この地方の子供達は幼い頃から多かれ少なかれ、聖天様とはなんらかの係わり合いを持って育って来た。
境内を遊び場にして過ごして来た子供達。小学校に入学すると、道路一本隔てた東側に建っている校舎に通学する事になる。
その子達は聖天様の境内を通り抜け、通学路として使用していた。子供達の多くは聖天様が名付け親であり、一月一日の初詣でには両親に手を引かれ、本殿に向かって手を合わせ、今年も無病息災でありますようにとお願いをし、新しい一年が始まってゆく。
新年のだるま市、節分、七五三の祝い、花祭り、そして春の大祭。それが過ぎれば七夕祭り、盆供養、境内の盆踊り。
さらには、町の東方にあたる大杉神社の喧嘩神輿、次々にやって来る祭りや行事。子供達にとっては、待ちに待った季節である。
中でも子供達の最大の楽しみは、聖天様の春と秋の大祭で、その日が来るのを一日千秋の思いで待ち続ける。
空っ風が吹き始める頃には、積み上げられたワラボッチの陰で寒風を避け、春の大祭がやって来るのを待つ。
この地方の農家は、前年の秋に収穫した稲の藁を使って縄を編み、その縄で桑の樹を縛ったり、刈り入れした稲や麦を束ねたりして農作業に活用し、牛や馬など家畜のえさなどにも利用していた。

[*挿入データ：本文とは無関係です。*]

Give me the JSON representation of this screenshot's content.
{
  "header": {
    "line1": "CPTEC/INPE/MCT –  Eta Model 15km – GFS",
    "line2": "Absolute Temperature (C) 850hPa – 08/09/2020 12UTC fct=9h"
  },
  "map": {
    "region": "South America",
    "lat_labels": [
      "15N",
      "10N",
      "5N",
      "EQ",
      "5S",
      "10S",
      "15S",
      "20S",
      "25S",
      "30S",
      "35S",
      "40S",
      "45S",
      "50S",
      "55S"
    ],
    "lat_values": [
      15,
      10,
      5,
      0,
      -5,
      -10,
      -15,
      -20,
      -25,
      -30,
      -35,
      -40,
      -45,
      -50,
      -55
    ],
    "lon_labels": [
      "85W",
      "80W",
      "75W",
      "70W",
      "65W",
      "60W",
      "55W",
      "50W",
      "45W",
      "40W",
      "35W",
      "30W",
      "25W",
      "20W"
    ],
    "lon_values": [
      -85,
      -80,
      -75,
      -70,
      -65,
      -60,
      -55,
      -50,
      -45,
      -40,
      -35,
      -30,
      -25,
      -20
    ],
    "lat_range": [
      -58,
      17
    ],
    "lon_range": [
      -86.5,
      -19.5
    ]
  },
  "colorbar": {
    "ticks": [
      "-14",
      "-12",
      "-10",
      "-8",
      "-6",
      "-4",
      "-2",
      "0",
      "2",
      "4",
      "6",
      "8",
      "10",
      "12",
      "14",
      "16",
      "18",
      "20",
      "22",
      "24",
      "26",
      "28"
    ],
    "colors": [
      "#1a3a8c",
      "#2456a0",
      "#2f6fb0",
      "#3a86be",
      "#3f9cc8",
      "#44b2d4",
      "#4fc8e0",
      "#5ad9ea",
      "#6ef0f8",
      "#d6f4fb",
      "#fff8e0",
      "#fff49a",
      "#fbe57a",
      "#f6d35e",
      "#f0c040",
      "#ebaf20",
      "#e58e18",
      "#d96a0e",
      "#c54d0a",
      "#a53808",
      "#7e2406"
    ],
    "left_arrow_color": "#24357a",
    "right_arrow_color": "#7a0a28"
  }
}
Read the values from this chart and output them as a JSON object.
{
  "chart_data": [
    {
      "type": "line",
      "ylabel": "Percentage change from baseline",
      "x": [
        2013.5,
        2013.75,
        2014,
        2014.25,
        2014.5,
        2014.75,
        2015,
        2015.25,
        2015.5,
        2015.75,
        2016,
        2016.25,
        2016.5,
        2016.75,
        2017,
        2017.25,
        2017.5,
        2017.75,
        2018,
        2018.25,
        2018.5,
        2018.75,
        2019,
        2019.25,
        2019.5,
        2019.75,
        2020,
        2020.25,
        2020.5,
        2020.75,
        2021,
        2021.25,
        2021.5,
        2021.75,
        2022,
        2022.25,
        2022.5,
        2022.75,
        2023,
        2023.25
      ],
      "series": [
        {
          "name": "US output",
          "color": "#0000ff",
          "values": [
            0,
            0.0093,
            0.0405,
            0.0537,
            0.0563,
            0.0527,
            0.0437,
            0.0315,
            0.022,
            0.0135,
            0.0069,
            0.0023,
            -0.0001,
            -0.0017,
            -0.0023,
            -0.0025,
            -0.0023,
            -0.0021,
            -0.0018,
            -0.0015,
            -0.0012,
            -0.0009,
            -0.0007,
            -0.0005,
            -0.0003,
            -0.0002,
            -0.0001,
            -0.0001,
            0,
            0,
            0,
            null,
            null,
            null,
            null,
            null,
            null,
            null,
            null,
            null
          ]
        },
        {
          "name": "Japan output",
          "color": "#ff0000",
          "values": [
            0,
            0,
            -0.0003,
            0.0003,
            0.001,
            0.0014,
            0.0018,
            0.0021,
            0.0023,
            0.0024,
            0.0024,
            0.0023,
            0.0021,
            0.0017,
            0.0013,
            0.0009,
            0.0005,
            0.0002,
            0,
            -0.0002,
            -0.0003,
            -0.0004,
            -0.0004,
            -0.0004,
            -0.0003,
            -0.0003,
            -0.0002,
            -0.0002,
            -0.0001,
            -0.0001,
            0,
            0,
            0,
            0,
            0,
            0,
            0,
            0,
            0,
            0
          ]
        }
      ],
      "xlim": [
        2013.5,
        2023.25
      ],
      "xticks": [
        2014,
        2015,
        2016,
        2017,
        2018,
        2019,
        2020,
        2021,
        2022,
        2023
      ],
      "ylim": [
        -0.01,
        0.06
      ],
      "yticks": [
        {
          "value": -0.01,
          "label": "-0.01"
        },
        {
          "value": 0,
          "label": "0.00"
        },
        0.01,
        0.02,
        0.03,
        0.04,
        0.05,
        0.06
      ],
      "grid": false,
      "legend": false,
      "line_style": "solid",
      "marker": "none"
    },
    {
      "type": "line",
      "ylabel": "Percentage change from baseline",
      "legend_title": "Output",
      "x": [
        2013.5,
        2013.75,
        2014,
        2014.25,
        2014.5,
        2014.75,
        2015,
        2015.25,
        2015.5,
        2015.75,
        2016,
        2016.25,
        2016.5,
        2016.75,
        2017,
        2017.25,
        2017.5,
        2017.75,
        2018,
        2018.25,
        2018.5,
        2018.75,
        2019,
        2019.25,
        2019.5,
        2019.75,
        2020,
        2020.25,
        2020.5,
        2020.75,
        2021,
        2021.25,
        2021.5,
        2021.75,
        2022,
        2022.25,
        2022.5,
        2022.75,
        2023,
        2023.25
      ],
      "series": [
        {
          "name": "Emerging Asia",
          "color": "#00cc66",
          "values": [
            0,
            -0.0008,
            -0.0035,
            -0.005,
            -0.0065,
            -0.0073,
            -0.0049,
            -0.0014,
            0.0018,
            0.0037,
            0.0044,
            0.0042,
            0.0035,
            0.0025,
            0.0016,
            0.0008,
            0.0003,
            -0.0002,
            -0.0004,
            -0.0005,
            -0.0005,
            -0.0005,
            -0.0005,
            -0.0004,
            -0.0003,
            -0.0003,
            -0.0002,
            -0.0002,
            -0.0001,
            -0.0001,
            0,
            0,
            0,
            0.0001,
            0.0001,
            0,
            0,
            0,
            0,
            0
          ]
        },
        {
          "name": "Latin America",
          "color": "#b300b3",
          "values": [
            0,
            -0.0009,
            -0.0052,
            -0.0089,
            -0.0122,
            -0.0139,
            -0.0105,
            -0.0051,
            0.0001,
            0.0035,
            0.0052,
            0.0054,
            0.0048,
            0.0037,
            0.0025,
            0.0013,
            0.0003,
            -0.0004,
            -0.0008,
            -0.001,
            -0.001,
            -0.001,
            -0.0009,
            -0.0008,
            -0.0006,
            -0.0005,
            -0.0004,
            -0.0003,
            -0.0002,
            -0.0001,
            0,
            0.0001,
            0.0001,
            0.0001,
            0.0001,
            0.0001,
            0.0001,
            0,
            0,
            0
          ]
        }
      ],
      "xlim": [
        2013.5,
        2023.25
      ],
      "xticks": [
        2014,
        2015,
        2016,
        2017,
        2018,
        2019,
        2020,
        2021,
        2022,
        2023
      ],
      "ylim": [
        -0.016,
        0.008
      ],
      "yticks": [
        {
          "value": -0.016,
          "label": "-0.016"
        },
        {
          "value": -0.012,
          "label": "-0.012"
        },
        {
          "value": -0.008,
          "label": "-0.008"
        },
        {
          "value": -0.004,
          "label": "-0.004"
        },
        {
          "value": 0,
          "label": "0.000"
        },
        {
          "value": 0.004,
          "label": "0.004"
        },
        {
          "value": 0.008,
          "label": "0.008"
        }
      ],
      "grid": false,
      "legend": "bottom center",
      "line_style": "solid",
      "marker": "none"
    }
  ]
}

そのために、脱穀した稲藁はワラボッチにして大切に保管していたのである。昔はカマスや蓆(むしろ)などを織って使用していたようだが、今ではさまざまな用具が開発されて、稲藁は使われなくなってしまった。
当時の農村では、秋の取り入れを終えると、集落の周りにたくさんのワラボッチが作られ、それが子供達にとって風を避ける格好の遊び場となっていた。